Coerentemente l’esposizione
Cucchi DISegno, realizzata dal Comune di Lucca in collaborazione con la Fondazione Cassa di Risparmio della Provincia, si propone sulla base esclusiva dei disegni, senza ricorrere ad alcun testo o cronologia. Soltanto l’evidenza di 168 piccole tracce, tutte provenienti dalla Galleria Emilio Mazzoli, come testimonianza di un’intera carriera.
Il titolo della mostra, anche nella grafia, è rivelatore di una differenza profonda: ovvero, se il disegno è la fase in cui l’idea artistica già si rende riconoscibile, il segno è invece l’istante dell’intuizione, del restare significante.
Partendo da ciò, i
DISegni di Enzo Cucchi si pongono come preparazione eventuale a una logica del discorso: casa, cane, mano, croce, monte, uva, uomo, simboli ancora in stato embrionale – e in quanto tali dal sapore esoterico – diverranno forse, un giorno, connotativi di uno stile personale.

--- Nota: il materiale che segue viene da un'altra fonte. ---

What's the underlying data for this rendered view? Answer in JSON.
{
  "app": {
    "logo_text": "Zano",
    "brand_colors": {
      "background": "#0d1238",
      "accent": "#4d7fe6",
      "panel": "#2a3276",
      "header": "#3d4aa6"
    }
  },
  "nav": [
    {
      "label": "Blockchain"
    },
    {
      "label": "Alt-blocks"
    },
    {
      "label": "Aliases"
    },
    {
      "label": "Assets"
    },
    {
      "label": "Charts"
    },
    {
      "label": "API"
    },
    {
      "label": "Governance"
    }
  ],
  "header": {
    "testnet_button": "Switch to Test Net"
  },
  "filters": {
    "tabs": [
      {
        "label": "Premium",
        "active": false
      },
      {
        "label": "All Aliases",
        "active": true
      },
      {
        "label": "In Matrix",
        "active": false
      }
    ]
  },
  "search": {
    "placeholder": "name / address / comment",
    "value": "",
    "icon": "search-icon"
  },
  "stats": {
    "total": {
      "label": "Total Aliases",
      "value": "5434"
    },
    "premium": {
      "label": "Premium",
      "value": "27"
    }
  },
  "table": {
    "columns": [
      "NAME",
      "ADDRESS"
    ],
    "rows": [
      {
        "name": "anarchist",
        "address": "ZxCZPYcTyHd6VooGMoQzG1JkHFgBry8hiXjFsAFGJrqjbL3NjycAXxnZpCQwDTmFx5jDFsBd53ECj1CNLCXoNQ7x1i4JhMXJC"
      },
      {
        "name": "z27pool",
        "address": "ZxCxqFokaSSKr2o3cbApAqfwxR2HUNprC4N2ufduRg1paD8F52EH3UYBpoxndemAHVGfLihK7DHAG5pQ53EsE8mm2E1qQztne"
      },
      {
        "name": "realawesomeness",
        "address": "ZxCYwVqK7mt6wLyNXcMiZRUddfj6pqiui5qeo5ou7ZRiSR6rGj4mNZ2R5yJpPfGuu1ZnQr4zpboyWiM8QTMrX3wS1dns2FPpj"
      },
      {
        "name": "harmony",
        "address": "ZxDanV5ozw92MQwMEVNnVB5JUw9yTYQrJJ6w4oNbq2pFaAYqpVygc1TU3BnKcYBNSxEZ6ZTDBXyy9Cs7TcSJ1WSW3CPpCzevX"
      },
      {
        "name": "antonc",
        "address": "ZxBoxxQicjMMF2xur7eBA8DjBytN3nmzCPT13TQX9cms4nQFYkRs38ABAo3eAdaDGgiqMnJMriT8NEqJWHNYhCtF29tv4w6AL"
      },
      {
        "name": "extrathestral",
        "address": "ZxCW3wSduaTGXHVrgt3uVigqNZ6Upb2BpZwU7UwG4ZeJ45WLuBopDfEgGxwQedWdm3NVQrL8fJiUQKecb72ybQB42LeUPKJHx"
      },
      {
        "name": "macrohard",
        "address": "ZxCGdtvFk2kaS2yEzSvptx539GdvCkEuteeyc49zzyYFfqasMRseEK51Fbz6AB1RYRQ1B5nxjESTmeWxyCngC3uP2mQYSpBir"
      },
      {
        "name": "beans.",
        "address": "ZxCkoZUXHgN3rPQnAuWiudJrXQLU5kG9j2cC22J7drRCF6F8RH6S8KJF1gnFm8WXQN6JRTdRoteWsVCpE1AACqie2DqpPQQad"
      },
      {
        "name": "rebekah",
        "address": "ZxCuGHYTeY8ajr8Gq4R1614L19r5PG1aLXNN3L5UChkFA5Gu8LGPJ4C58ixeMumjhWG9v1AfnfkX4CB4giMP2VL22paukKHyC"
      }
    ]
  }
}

Allo stesso modo, piccoli fogli strappati da quaderni potrebbero in futuro essere trasposti su tela. Sarà solo il tempo a rivelarlo. In fondo che importa? Per l’artista conta semmai il dubbio, poiché esso, declinando ogni responsabilità d’affermazione, permette di esprimersi al massimo della sincerità, di trasfigurarsi in reminiscenze di vita o di sogno. La bibbia della genesi e dell’apocalisse, l’incontaminata terra natia, il movimento delle linee, il mistero divino e pauroso della natura. Sfuggendo l’opera alla costruzione del senso, anche lo spettatore ritorna libero. Ne conseguono i sentimenti estranianti di cui si scriveva all’inizio.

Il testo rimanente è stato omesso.